He is the greatest but Tendulkar is human after all
"England have to remember Tendulkar is only human. He makes mistakes. They must also forget the verbals. Let the ball do the talking instead. It is what he has done with his bat for 20 years," Vaughan wrote in the `Daily Telegraph`.
Heaping praise on Tendulkar, who is just one short of a 100th international ton, Vaughan said the veteran right-hander will be key to India`s chances in the series starting July 21.
Vaughan also marvelled at Tendulkar`s over two-decade long career and said the Indian has been improving with every passing year.
"To think he is still on the circuit, playing better than ever and is on the verge of a 100th international century is a phenomenal achievement. People ask why he is so good and what sets him apart from the rest?
"I played in an era of great batsmen but Tendulkar is top of the list simply because of the pressure and weight of expectation he has coped with," he said.

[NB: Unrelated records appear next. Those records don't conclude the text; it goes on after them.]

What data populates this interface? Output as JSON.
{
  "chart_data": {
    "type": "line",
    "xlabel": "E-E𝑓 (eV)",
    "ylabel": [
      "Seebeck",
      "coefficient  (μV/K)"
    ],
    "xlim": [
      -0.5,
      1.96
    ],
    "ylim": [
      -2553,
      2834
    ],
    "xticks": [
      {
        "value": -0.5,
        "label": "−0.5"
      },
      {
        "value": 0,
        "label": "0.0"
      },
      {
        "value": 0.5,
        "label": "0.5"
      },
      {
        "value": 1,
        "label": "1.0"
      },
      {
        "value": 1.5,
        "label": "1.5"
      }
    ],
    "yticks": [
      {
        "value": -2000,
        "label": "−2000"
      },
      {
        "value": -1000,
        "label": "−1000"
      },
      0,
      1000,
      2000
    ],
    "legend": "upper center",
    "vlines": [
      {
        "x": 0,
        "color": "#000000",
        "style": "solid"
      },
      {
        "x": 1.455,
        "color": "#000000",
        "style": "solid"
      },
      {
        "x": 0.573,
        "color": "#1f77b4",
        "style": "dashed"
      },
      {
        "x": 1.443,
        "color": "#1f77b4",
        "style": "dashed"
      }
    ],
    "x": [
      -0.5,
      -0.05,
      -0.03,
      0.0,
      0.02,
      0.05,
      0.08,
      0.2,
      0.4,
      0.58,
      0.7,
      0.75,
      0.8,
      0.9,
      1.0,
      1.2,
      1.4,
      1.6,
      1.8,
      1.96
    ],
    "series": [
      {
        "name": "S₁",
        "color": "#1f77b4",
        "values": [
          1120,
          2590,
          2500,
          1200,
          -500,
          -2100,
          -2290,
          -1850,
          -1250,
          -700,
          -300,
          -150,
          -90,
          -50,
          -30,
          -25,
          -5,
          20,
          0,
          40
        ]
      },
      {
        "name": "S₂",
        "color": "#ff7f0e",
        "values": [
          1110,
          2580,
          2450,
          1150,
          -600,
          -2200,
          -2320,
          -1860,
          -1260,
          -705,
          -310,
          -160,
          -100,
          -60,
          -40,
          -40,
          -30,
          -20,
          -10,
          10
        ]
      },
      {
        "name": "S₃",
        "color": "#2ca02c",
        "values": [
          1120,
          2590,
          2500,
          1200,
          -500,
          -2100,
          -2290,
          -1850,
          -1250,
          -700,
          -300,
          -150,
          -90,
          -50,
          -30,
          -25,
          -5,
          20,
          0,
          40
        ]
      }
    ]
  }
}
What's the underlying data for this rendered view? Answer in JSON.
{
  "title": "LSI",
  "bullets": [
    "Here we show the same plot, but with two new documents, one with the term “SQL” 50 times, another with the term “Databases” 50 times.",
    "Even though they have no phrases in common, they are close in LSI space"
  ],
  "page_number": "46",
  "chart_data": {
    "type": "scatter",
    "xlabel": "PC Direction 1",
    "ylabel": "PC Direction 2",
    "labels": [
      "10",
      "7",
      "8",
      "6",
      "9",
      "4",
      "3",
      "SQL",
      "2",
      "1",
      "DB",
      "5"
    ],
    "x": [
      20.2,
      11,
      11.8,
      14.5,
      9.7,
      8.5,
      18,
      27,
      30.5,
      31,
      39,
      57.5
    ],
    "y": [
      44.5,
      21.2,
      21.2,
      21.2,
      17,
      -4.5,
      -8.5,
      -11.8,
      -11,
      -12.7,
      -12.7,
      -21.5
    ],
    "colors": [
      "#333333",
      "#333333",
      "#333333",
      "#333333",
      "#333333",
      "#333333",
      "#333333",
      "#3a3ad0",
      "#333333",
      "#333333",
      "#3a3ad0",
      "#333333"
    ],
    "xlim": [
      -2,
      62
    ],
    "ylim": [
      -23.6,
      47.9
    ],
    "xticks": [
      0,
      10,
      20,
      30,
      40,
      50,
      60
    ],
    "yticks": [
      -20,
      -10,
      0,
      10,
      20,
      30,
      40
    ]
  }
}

"He is more famous in India than their prime minister or president and has had to deal with the kind of pressure that status brings whenever he walks to the crease. When he arrives at the wicket everything is perfect. His technique is great," Vaughan added.
"There have been various theories about batting over the last decade or so with buzz words such as trigger movements and forward presses. Tendulkar just stands still. He is dead side on. If you sat down with a pen and paper to draw the perfect batsman, you would sketch out Tendulkar`s profile."
But Vaughan did point out that Tendulkar is most vulnerable while starting out his innings.
"Like all batsmen, he is at his most vulnerable early in the innings to the fuller delivery nipping back. A ball pitching on off stump and coming back through the gate will cause him problems," he said.
"I have seen him driving through balls early on and be bowled or lbw on a number of occasions. England could also undermine him with bounce, which is why (Chris) Tremlett will be key," he added.